The pushback on Dylan happened amid the Cold War contention between the now long-gone USSR and the US. I Photo: Xavier Badosa Flickr
While the song reconstructs the world of the ‘60s, it also, with its allusions to sinister forces at play, is very much a song of the moment.
The irony in all this is that documents buried in the archives detail how Dylan himself was a target of a secret government program during that period, as reported by Aaron J. Leonard for Truthout.
On November 22, 1963, President John F. Kennedy was assassinated.

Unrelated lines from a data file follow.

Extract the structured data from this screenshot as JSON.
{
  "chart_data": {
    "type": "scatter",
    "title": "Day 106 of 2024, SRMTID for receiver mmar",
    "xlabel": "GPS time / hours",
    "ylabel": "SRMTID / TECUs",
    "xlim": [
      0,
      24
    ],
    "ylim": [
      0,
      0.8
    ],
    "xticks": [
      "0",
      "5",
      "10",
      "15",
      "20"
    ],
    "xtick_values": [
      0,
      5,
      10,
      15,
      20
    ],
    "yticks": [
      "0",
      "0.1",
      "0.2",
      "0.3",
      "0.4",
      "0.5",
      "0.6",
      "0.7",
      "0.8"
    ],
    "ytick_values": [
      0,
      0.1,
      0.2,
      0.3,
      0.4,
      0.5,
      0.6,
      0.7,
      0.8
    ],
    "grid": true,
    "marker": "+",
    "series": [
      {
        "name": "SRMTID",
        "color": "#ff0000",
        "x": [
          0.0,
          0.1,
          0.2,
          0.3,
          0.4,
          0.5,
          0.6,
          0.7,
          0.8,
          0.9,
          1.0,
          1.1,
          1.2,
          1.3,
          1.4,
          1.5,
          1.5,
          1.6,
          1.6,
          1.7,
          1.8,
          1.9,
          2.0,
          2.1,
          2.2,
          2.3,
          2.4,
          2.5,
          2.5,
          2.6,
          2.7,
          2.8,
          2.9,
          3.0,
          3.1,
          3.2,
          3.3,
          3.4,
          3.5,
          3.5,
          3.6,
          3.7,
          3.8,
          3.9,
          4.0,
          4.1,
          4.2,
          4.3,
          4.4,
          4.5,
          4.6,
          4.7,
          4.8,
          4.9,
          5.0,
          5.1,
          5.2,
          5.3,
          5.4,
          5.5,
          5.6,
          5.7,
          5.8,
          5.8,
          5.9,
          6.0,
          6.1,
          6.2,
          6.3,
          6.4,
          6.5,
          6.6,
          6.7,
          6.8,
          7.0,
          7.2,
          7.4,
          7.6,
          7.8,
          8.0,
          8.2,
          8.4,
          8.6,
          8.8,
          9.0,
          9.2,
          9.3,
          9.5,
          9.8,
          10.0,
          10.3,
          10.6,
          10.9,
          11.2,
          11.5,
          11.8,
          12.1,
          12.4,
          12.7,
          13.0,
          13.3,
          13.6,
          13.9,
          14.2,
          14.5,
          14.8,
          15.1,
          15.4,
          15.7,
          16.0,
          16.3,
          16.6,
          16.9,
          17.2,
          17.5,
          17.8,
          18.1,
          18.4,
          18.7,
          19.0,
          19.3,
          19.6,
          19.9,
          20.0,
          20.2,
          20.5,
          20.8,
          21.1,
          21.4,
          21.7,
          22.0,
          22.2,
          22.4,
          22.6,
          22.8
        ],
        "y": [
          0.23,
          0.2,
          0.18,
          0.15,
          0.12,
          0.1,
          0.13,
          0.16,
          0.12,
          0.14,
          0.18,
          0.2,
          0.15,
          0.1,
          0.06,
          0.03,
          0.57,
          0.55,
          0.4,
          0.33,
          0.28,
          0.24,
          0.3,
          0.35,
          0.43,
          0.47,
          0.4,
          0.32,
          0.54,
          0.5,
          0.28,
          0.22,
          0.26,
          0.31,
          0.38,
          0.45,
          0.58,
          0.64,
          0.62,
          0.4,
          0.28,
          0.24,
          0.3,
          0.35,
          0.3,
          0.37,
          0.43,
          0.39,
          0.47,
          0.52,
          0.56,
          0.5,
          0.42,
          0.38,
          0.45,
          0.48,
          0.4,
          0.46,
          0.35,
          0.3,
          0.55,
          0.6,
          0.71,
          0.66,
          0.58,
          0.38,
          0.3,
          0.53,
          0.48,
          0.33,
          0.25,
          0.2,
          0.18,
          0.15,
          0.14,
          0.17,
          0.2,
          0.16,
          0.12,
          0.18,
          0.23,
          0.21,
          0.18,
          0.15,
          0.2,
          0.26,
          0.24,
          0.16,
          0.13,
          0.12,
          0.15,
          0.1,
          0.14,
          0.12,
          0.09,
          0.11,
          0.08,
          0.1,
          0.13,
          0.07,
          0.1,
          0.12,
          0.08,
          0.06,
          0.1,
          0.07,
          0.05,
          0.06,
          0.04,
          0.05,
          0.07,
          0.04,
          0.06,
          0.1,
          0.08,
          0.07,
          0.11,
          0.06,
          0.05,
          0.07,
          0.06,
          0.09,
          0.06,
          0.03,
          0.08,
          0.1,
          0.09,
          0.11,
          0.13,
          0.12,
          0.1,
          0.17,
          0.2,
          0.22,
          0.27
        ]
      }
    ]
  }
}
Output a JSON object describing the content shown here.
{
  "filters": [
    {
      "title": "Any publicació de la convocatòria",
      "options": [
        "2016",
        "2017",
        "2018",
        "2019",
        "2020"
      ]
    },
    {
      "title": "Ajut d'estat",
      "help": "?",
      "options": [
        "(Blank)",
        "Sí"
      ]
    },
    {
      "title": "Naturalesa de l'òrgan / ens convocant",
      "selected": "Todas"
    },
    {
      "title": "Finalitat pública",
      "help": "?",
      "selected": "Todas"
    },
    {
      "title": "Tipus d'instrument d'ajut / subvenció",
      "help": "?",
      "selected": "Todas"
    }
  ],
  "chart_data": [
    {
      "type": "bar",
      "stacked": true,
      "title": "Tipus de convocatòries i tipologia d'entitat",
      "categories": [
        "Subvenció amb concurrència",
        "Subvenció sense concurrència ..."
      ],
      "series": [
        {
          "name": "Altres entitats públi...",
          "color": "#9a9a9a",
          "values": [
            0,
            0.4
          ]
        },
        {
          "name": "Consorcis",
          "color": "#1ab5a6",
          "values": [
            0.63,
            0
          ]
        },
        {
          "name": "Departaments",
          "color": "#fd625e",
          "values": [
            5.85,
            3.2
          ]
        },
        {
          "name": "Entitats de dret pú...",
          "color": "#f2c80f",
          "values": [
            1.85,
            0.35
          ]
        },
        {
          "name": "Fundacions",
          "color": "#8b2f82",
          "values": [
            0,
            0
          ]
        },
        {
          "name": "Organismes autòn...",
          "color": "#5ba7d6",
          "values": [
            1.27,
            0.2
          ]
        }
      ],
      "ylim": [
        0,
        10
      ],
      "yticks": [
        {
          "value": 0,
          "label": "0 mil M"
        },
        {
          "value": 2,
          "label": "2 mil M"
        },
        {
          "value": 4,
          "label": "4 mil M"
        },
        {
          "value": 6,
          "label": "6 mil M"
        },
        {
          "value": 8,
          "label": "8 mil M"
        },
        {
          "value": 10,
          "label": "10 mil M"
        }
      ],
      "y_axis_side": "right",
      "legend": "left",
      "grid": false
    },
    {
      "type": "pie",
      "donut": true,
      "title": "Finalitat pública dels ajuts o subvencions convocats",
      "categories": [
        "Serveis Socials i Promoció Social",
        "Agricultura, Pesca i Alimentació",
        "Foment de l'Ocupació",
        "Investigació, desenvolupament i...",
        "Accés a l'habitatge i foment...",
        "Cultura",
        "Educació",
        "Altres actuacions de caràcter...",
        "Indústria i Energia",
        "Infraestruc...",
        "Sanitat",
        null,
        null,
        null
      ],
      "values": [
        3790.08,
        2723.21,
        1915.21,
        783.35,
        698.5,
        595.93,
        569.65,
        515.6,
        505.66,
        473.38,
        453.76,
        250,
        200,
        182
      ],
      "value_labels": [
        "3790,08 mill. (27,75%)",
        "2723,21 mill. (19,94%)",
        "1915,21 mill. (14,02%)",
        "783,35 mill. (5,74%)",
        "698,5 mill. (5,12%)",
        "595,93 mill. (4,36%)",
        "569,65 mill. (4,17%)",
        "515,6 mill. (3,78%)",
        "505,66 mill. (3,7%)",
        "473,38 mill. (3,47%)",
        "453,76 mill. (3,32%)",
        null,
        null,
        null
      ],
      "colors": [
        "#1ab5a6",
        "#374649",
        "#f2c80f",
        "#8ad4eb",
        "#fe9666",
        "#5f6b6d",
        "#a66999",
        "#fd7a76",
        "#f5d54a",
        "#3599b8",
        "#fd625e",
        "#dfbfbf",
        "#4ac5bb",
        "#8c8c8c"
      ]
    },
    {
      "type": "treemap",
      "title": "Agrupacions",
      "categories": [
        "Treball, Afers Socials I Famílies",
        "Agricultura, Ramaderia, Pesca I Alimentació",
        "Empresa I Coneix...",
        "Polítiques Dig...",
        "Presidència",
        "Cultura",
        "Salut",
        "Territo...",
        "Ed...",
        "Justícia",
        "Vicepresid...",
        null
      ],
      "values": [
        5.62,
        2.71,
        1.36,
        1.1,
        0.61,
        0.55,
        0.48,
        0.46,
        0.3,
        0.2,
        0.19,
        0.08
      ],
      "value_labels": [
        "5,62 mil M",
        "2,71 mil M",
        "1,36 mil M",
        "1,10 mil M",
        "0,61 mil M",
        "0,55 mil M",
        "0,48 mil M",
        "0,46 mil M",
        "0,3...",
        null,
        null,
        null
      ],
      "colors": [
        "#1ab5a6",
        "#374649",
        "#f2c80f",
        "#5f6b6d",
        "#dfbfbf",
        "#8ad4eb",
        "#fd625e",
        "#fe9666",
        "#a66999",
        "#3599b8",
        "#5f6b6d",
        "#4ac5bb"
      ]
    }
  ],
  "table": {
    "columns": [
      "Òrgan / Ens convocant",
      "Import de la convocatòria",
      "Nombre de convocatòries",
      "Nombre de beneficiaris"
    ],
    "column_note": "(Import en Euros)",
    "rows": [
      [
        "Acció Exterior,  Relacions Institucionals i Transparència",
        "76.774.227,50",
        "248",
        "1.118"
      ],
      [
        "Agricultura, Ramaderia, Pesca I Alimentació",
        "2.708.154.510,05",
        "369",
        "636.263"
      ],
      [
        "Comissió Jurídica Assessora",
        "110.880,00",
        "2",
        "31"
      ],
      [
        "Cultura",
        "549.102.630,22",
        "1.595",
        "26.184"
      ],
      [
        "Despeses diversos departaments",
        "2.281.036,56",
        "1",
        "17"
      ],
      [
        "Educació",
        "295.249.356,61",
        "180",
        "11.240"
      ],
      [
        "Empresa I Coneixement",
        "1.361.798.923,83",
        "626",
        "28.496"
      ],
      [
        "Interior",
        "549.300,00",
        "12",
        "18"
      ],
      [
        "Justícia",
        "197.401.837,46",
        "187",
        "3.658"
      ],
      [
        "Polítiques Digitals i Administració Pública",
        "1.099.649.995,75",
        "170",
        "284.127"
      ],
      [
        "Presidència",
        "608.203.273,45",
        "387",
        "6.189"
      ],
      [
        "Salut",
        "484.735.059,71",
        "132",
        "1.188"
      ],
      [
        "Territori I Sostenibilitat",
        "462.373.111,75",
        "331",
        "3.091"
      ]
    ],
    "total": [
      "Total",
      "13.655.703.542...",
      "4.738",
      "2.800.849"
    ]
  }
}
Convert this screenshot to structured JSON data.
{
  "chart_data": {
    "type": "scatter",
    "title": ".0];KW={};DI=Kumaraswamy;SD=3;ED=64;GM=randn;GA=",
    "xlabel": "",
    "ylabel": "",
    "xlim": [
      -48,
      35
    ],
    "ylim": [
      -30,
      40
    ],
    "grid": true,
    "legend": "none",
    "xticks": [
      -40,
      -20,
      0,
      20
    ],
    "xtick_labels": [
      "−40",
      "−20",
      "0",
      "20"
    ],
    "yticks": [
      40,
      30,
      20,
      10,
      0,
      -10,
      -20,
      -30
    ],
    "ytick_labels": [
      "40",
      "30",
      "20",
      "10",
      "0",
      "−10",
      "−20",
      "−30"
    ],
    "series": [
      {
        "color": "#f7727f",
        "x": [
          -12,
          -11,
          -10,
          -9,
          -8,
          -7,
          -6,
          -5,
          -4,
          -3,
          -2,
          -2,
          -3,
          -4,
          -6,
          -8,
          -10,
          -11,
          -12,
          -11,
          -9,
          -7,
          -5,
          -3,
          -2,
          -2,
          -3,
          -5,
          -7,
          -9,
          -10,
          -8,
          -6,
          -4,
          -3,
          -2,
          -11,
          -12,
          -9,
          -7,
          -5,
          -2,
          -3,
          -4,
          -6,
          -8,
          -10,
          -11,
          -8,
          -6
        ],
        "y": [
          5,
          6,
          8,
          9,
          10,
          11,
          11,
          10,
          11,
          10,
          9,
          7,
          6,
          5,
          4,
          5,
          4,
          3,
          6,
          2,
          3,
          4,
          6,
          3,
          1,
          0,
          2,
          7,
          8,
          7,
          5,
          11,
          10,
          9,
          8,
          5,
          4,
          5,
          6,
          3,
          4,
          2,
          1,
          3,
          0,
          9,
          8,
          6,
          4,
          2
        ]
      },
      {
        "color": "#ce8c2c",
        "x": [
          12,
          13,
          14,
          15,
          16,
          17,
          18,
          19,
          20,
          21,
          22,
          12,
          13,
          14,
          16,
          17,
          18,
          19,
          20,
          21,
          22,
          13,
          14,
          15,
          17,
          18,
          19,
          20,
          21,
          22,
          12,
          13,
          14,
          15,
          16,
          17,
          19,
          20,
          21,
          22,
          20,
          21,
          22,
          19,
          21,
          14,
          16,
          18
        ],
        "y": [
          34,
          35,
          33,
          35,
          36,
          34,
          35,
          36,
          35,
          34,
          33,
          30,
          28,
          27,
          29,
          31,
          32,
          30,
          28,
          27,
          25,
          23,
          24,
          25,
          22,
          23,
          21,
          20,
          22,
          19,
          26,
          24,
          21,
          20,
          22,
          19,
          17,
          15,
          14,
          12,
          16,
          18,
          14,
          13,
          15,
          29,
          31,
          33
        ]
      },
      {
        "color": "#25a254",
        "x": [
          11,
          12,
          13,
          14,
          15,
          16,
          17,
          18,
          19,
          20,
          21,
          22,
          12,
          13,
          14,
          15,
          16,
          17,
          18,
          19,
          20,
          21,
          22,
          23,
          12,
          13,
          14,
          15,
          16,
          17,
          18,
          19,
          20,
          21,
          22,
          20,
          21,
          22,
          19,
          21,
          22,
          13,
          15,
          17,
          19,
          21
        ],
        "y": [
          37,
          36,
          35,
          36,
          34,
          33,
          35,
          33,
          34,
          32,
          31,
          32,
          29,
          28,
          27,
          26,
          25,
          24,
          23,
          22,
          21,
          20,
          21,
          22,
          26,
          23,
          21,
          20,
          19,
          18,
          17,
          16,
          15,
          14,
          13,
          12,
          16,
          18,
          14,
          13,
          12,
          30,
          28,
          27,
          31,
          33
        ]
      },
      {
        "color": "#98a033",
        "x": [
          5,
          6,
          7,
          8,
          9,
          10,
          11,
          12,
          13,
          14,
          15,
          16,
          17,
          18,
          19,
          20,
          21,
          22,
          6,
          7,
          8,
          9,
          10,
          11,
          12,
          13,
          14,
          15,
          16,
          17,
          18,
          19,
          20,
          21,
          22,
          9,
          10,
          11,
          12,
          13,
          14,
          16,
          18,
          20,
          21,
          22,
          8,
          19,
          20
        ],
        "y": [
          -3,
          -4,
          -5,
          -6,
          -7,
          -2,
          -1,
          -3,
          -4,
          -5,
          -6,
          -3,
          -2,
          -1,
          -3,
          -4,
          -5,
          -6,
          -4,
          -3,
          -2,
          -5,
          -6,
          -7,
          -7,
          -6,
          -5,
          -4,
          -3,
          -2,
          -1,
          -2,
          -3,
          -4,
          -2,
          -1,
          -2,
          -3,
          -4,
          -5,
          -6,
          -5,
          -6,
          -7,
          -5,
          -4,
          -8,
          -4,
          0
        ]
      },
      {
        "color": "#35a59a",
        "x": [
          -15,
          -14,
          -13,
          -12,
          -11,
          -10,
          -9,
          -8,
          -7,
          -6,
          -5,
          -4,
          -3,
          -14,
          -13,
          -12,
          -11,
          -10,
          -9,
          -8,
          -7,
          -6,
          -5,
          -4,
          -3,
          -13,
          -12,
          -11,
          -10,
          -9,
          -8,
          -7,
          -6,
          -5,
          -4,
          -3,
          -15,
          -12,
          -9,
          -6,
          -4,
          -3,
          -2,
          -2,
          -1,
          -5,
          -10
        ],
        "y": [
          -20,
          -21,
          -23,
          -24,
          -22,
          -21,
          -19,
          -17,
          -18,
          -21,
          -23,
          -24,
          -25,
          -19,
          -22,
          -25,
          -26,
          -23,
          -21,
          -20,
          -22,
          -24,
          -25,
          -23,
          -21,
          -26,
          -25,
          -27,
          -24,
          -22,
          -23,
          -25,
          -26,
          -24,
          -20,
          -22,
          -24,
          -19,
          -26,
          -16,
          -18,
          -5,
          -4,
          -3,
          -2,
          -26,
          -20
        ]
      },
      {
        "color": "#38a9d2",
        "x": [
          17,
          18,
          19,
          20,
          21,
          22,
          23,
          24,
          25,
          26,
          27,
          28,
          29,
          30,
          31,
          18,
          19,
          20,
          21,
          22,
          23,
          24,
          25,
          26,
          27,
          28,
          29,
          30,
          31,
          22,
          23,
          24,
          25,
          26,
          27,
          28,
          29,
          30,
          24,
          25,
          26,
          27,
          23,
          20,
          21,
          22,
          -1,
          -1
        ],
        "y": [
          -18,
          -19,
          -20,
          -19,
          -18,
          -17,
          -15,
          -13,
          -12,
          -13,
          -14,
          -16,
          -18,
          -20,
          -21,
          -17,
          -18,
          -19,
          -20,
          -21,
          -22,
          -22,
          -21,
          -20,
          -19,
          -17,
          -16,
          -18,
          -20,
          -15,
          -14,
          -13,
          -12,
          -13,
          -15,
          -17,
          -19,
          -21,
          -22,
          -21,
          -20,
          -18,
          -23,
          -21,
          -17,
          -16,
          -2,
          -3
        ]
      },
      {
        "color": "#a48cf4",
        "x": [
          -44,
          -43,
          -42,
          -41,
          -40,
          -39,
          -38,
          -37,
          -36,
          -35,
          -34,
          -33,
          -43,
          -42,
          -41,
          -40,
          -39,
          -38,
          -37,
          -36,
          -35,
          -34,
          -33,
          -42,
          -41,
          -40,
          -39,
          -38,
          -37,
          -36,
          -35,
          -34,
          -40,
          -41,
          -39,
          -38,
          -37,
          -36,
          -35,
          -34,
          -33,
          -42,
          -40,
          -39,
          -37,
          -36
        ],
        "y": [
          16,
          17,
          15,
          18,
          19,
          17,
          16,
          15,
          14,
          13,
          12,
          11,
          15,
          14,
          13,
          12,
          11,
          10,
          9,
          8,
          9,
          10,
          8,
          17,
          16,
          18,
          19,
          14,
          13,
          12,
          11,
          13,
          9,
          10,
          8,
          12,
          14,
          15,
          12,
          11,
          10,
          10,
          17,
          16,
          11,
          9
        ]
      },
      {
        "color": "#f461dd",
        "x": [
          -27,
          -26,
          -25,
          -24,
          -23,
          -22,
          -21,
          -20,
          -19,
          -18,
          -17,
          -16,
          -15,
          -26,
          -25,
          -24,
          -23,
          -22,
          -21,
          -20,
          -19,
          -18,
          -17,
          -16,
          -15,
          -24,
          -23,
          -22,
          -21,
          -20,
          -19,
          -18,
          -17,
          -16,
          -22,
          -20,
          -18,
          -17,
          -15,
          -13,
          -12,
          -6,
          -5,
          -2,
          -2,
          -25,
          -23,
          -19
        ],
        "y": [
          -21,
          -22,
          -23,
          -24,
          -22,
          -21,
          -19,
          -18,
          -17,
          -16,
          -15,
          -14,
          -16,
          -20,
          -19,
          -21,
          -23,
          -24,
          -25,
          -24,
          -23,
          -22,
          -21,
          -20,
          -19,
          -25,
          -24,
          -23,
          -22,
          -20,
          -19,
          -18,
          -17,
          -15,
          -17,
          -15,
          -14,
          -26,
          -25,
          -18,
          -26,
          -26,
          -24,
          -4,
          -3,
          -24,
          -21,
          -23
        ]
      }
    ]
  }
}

On December 13 of that year, the Emergency Civil Liberties Committee (ECLC) — an advocacy group for constitutional rights, with considerable Communist Party influence — held its annual Bill of Rights Dinner.
The event aimed to honor people it considered at the forefront of the fight for civil liberties. One of those up for an award was Bob Dylan.
In accepting the honor, Dylan said, “I have to admit that the man who shot President Kennedy, Lee Oswald, I don’t know exactly where — what he thought he was doing, but I have to admit honestly that I too — I saw some of myself in him. I don’t think it would have gone — I don’t think it could go that far. But I have to stand up and say I saw things that he felt, in me — not to go that far and shoot.”
This statement became the basis for the FBI to monitor Dylan and his then-girlfriend Suze Rotolo, whose father was a labor organizer, and link them to the Communist Party of the USA, the ECLC, and unleash tirades against the folksinger through FBI agents who also worked as syndicated and magazine writers.
The pushback on Dylan happened amid the Cold War contention between the now long-gone USSR and the US.
“Putting aside for the moment the fascistic politics percolating across the US, one need look no further than the current calls and actions to suppress those standing with the people of Gaza to see how fraught the current landscape is,” Leonard wrote.
If the Bob Dylan of today is writing songs about a dark turn of events in the US — or as Dylan writes in “Murder Most Foul,” the place where faith, hope, and charity die — he is only expanding on a narrative that has been in play for a considerable amount of time.